The Secretary shall approve any plan which complies with the provisions of subsection (a) of this section.

(c) Use of child welfare records in State court proceedings

Subsection (a)(8) shall not be construed to limit the flexibility of a State in determining State policies relating to public access to court proceedings to determine child abuse and neglect or other court hearings held pursuant to part B or this part, except that such policies shall, at a minimum, ensure the safety and well-being of the child, parents, and family.

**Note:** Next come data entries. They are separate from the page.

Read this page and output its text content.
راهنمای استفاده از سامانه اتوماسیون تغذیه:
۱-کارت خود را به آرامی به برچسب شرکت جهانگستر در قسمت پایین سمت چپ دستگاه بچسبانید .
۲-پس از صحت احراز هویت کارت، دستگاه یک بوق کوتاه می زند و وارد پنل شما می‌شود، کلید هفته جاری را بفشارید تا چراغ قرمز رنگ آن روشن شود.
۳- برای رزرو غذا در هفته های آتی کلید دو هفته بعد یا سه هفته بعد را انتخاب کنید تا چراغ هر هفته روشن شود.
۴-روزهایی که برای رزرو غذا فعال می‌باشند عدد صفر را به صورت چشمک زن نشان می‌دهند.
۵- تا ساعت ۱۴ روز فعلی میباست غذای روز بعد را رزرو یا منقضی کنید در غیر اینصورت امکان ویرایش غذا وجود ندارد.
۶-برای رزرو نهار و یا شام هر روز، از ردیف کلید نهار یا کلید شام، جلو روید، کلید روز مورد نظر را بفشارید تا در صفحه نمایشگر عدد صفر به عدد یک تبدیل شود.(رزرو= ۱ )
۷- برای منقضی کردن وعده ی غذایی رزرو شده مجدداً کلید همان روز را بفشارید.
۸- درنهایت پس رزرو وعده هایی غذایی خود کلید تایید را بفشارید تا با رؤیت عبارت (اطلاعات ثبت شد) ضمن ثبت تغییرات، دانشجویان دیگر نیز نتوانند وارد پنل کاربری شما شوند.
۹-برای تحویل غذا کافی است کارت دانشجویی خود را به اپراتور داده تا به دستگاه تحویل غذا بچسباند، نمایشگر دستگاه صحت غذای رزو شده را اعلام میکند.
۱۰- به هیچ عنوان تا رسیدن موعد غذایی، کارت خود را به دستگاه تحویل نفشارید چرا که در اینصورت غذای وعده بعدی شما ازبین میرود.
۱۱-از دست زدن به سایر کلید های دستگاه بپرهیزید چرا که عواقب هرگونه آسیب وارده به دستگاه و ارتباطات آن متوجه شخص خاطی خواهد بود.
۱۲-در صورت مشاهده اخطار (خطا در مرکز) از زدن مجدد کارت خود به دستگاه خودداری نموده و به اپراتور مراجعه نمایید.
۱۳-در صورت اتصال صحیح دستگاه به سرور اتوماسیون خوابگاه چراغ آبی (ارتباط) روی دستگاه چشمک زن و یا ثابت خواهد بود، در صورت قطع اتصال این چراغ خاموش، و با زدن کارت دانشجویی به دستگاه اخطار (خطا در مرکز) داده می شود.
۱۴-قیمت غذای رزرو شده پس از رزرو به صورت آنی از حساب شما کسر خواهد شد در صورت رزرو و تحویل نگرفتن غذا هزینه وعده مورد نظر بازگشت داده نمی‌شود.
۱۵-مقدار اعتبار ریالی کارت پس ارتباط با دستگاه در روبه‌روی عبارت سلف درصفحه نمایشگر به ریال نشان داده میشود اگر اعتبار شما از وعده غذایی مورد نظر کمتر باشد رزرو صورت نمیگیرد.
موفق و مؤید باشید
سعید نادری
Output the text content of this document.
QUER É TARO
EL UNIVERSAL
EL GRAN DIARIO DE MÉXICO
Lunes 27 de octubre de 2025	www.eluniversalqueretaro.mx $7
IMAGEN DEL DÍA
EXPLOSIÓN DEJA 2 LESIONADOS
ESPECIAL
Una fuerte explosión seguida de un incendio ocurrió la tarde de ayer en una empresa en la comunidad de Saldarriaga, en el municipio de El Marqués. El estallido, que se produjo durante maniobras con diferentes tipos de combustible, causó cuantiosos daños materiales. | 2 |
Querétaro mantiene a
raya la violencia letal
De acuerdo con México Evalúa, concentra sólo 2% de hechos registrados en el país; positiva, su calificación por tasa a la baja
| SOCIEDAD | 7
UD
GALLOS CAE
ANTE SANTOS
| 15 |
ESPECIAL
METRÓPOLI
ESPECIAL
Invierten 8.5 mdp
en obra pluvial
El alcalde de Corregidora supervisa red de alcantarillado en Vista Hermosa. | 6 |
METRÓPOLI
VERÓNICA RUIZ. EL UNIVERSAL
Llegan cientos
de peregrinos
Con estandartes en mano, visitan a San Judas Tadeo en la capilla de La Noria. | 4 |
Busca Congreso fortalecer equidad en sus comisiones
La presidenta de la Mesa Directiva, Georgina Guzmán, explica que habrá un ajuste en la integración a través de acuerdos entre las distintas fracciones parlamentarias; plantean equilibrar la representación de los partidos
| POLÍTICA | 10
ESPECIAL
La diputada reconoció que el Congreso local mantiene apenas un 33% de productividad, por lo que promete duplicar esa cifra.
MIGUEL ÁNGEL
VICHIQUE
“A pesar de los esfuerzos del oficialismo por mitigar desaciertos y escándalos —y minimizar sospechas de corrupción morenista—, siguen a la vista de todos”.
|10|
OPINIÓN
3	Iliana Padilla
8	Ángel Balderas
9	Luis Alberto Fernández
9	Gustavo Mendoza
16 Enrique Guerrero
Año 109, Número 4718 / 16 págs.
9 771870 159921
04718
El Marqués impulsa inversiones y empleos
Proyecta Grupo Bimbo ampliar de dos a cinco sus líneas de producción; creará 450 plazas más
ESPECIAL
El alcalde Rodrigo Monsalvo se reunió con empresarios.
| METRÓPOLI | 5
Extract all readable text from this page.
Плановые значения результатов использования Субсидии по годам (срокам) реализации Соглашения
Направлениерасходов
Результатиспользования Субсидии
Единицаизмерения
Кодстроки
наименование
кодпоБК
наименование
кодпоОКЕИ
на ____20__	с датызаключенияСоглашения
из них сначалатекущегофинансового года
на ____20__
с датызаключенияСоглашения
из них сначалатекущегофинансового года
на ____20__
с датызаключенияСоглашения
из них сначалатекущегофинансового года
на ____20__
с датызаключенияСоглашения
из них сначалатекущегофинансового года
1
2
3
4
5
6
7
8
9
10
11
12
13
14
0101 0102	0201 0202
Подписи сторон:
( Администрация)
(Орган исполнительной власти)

(Aug. 14, 1935, ch. 531, title IV, §471, as added Pub. L. 96–272, title I, §101(a)(1), June 17, 1980, 94 Stat. 501; amended Pub. L. 97–35, title XXIII, §2353(r), Aug. 13, 1981, 95 Stat. 874; Pub. L. 97–248, title I, §160(d), Sept. 3, 1982, 96 Stat. 400; Pub. L. 98–378, §11(c), Aug. 16, 1984, 98 Stat. 1318; Pub. L. 99–514, title XVII, §1711(c)(2), Oct. 22, 1986, 100 Stat. 2784; Pub. L. 100–485, title II, §202(c)(1), Oct. 13, 1988, 102 Stat. 2378; Pub. L. 101–508, title V, §5054(b), Nov. 5, 1990, 104 Stat. 1388–229; Pub. L. 103–66, title XIII, §13711(b)(4), Aug. 10, 1993, 107 Stat. 655; Pub. L. 103–432, title II, §203(b), Oct. 31, 1994, 108 Stat. 4456; Pub. L. 104–188, title I, §1808(a), Aug. 20, 1996, 110 Stat. 1903; Pub. L. 104–193, title I, §108(d)(2), title V, §505, Aug. 22, 1996, 110 Stat. 2166, 2278; Pub. L. 105–33, title V, §5591(b), Aug. 5, 1997, 111 Stat. 643; Pub. L. 105–89, title I, §§101(a), 106, title III, §§306, 308, Nov. 19, 1997, 111 Stat. 2116, 2120, 2132, 2133; Pub. L. 105–200, title III, §301(a), July 16, 1998, 112 Stat. 658; Pub. L. 106–169, title I, §112(a), title IV, §401(o), Dec. 14, 1999, 113 Stat. 1829, 1859; Pub. L. 109–171, title VII, §7401(c), Feb. 8, 2006, 120 Stat. 150; Pub. L. 109–239, §§3, 4(a)(1), 10, July 3, 2006, 120 Stat. 508, 513; Pub. L. 109–248, title I, §152(a), (b), July 27, 2006, 120 Stat. 608, 609; Pub. L. 109–432, div. B, title IV, §405(c)(1)(B)(i), Dec. 20, 2006, 120 Stat. 2999; Pub. L. 110–351, title I, §§101(a), (c)(2)(A), (B)(i), 103, 104(a), title II, §§204(b), 206, title III, §301(c)(1)(A), title IV, §403, Oct. 7, 2008, 122 Stat. 3950–3952, 3956, 3957, 3960, 3962, 3969, 3979; Pub. L. 111–148, title VI, §6703(d)(2)(B), Mar. 23, 2010, 124 Stat. 803.)

References in Text

Parts A, B, and D of this subchapter, referred to in subsecs. (a)(2), (4), (8)–(10), (13), (17), (27) and (c), are classified to sections 601 et seq., 620 et seq., and 651 et seq., respectively, of this title.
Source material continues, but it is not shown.